In an effort to curb soaring inflation, the Federal Reserve embarked on the fastest rate-hiking campaign in history last year. And this created the worst possible scenario for Upstart.

It's not difficult to understand that when interest rates go up, borrowers are less inclined to take out loans. That's because their monthly payments would increase.

And this is happening at the same time that inflationary pressures are forcing consumers to stretch their budgets even further. It's truly an unfavorable situation for a company like Upstart.

The numbers back it up. In 2022, revenue dropped 1%. And through the first nine months of 2023, revenue cratered 46%.

Dramatically declining sales figures on their own are already alarming enough. In Upstart's case, it's also burning through cash. The cumulative net loss was $198 million in the last three quarters. There's really no telling when these struggles will end.

Waiting on improvements

I can see why some investors who focus their attention more on speculative growth stocks that have sizable potential over the long term might be compelled to take a closer look at Upstart. Not only has the business already found a real-world use case for AI, but the fact that the total origination value of personal, auto, home, and small business loans in the U.S. is roughly $4 trillion means that this company is staring at a huge opportunity.

In my opinion, though, owning shares is just too risky of a bet right now.

What has become obvious in the past couple of years is just how dependent Upstart is on factors that are entirely outside of its control. Whatever happens with inflation is anyone's guess. The direction of interest rates is at the mercy of the central bankers.

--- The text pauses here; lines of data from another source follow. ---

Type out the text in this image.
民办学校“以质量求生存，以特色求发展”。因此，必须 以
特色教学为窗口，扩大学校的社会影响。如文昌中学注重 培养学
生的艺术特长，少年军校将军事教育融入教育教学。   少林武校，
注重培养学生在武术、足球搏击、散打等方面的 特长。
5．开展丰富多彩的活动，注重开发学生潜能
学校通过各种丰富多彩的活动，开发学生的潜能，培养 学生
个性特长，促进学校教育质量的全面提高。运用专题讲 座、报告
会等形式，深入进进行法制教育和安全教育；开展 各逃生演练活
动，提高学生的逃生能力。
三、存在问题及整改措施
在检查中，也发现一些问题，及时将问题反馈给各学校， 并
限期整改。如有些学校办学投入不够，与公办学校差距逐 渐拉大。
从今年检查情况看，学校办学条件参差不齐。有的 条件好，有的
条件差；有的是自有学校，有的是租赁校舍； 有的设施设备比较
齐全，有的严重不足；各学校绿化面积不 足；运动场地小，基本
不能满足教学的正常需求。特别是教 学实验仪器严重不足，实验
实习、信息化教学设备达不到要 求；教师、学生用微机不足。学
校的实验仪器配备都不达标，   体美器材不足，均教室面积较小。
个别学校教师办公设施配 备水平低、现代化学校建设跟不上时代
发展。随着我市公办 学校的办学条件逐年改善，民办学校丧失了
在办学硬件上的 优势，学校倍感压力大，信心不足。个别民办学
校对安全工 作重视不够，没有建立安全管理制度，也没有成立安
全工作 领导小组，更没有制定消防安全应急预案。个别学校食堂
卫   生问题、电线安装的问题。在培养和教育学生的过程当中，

To be fair, the Consumer Price Index is slowly coming down to the Fed's 2% target. More progress on this front could prompt a rate cut sometime in 2024. The result for Upstart might be greater demand from borrowers. But this is totally unpredictable.

From my perspective, I don't feel comfortable owning a business that might not even be around in five or 10 years' time. Therefore, only when Upstart has proven its ability to consistently grow revenue and produce positive net income in a range of economic scenarios it's best to avoid this stock. The risk is simply too high for investors right now.